By 11 PM, Elena moved through the office like a zombie—not the pop-culture brain-eater variety, but the walking corporate kind: eyes glazed, soul hollowed out by quarterly targets and fluorescent lights. She'd stopped at her desk only to grab her phone. There were three unread texts from Marcus.

"We need to talk."

She deleted them without reading.

The elevator dinged. Floor Forty-Seven. That's where Victoria waited—the CEO they'd hired six months ago to "revitalize the brand." Victoria with her impeccable suits and her impossible questions. She was a sphinx in stilettos, perched on the edge of Elena's desk, smiling like she already knew the answer before she asked.

"What's the cost of authenticity, Elena?" Victoria had asked during Monday's all-hands.

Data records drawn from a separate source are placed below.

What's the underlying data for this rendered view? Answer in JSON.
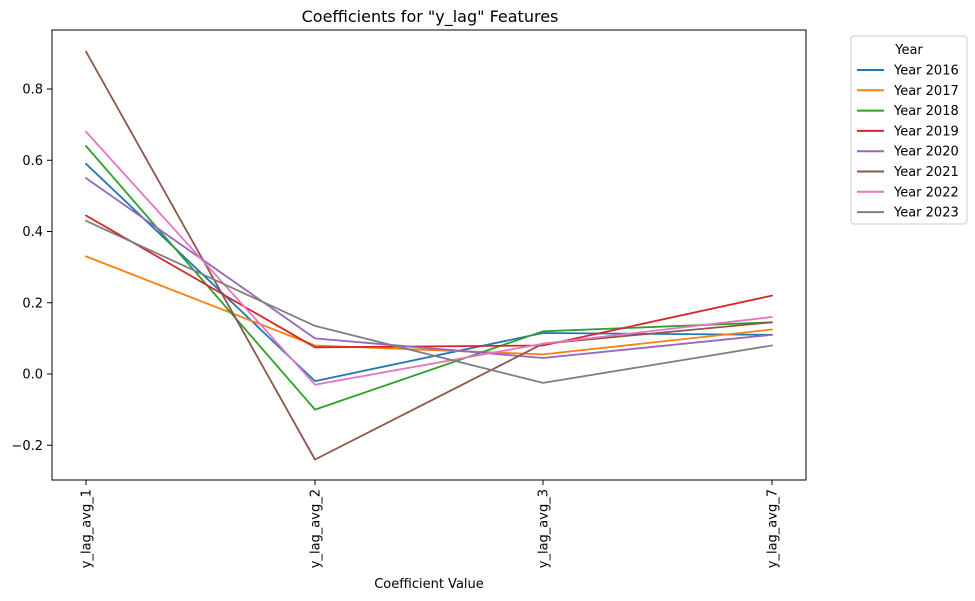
{
  "chart_data": {
    "type": "line",
    "title": "Coefficients for \"y_lag\" Features",
    "xlabel": "Coefficient Value",
    "ylabel": "",
    "categories": [
      "y_lag_avg_1",
      "y_lag_avg_2",
      "y_lag_avg_3",
      "y_lag_avg_7"
    ],
    "ylim": [
      -0.3,
      0.95
    ],
    "yticks": [
      -0.2,
      0.0,
      0.2,
      0.4,
      0.6,
      0.8
    ],
    "ytick_labels": [
      "−0.2",
      "0.0",
      "0.2",
      "0.4",
      "0.6",
      "0.8"
    ],
    "grid": false,
    "legend": {
      "title": "Year",
      "placement": "outside-upper-right"
    },
    "series": [
      {
        "name": "Year 2016",
        "color": "#1f77b4",
        "values": [
          0.59,
          -0.02,
          0.115,
          0.11
        ]
      },
      {
        "name": "Year 2017",
        "color": "#ff7f0e",
        "values": [
          0.33,
          0.08,
          0.055,
          0.125
        ]
      },
      {
        "name": "Year 2018",
        "color": "#2ca02c",
        "values": [
          0.64,
          -0.1,
          0.12,
          0.145
        ]
      },
      {
        "name": "Year 2019",
        "color": "#d62728",
        "values": [
          0.445,
          0.075,
          0.08,
          0.22
        ]
      },
      {
        "name": "Year 2020",
        "color": "#9467bd",
        "values": [
          0.55,
          0.1,
          0.045,
          0.11
        ]
      },
      {
        "name": "Year 2021",
        "color": "#8c564b",
        "values": [
          0.905,
          -0.24,
          0.085,
          0.145
        ]
      },
      {
        "name": "Year 2022",
        "color": "#e377c2",
        "values": [
          0.68,
          -0.03,
          0.085,
          0.16
        ]
      },
      {
        "name": "Year 2023",
        "color": "#7f7f7f",
        "values": [
          0.43,
          0.135,
          -0.025,
          0.08
        ]
      }
    ]
  }
}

No one had responded. The question had hung in the air like smoke.

Now Victoria was still there, at this hour, because of course she was.

"You're still here," Victoria said, not a question.

Elena leaned against the doorframe. "Some of us don't have options."

"Everyone has options. They're just afraid to see them."

"What is that, some corporate riddle? If I answer correctly, do I get to keep my health insurance?"

Victoria's smile didn't waver. "I like you, Elena. You're the only one who's angry. The rest are already dead inside."

The words hit harder than Elena expected. She slid to the floor, back against the wall, and for the first time in three years, she let herself feel it—all of it. The layoffs she'd overseen. The friendship with Sarah she'd let dissolve into nothing but quarterly check-ins. The marriage to Marcus that had become two people sleeping in the same bed, living different lives.

"I don't know who I am anymore," Elena whispered.

Victoria crouched beside her. "Then find out. The riddle's not supposed to be easy."

Elena's phone buzzed again. Marcus. Then another notification: Sarah, tagging her in a photo from college, back when they were broke and happy and the future felt like something you could hold in your hands.

A friend. A real one.

Elena stood up, grabbed her bag, and walked out of the office without looking back. Some riddles you don't solve. You just stop playing the game.